# Web Development > ASP.NET two <FORM> tags are possible in aspx page IN ASP.Net?

## abhishekdgupta

Is this Possible to use more than one  tag in aspx page in asp.net?

----------


## abhishekdgupta

From my point of view its not possible...its gives error at runtime..

----------


## vikasvaidya

Yes Abhishek u can definitely do that it is possible.

go through this link

Managing multiple forms

----V V----
Vikas Vaidya

----------


## aravind.pk

i hope that is not possible if i understood your question rightly.

you mean to ask that the html source of the aspx page can contain two  tags. am i right?

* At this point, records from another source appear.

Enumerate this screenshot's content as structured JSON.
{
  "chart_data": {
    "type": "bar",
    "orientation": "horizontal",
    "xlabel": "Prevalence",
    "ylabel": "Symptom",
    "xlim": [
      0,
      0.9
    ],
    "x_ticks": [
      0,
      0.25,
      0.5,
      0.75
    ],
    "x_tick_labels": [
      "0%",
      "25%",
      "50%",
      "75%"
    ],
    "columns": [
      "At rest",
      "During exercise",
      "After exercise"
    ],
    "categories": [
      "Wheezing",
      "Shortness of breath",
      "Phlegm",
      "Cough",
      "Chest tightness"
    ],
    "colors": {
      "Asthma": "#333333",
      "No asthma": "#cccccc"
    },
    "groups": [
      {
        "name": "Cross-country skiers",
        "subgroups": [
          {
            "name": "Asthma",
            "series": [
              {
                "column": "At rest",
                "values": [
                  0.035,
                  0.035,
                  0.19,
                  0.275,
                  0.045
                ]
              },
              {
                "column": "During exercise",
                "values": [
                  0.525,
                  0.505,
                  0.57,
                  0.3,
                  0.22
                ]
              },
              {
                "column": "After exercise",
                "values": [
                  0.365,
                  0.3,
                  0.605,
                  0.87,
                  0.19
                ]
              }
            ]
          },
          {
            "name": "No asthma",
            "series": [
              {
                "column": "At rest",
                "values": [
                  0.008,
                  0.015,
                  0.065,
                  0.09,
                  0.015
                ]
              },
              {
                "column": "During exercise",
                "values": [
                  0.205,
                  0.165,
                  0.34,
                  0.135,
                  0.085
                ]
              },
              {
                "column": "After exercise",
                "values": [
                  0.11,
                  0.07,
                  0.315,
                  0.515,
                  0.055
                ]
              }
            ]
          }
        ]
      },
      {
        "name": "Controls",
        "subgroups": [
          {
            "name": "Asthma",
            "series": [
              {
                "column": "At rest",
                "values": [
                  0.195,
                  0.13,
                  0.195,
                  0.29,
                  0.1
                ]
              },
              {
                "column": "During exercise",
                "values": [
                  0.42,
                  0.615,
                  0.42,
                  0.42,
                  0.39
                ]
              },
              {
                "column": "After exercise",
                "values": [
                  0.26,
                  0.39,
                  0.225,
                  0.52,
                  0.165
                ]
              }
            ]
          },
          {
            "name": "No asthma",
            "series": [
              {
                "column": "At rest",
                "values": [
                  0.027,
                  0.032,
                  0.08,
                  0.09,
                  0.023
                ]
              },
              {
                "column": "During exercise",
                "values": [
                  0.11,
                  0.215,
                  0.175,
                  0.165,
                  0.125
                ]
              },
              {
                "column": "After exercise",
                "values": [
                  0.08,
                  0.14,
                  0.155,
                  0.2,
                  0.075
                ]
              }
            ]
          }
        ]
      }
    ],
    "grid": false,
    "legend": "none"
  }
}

if it is so, then it is possible to write, but by default the browser uses the first form tag elements or the form tag that contains "runat=server"

----------


## abhishekdgupta

> i hope that is not possible if i understood your question rightly.
> 
> you mean to ask that the html source of the aspx page can contain two  tags. am i right?
> 
> if it is so, then it is possible to write, but by default the browser uses the first form tag elements or the form tag that contains "runat=server"


Yes U r Right dear..

----------


## abhishekdgupta

Yes you are getting correct. Two Form tags are possible in aspx page but from that only one have Runat=server. iF both has this then it gives error  :Smile: 

Thanks,
Abhishek Gupta



> i hope that is not possible if i understood your question rightly.
> 
> you mean to ask that the html source of the aspx page can contain two  tags. am i right?
> 
> if it is so, then it is possible to write, but by default the browser uses the first form tag elements or the form tag that contains "runat=server"

----------


## peeyush_jain

Aspx page can contain two form

----------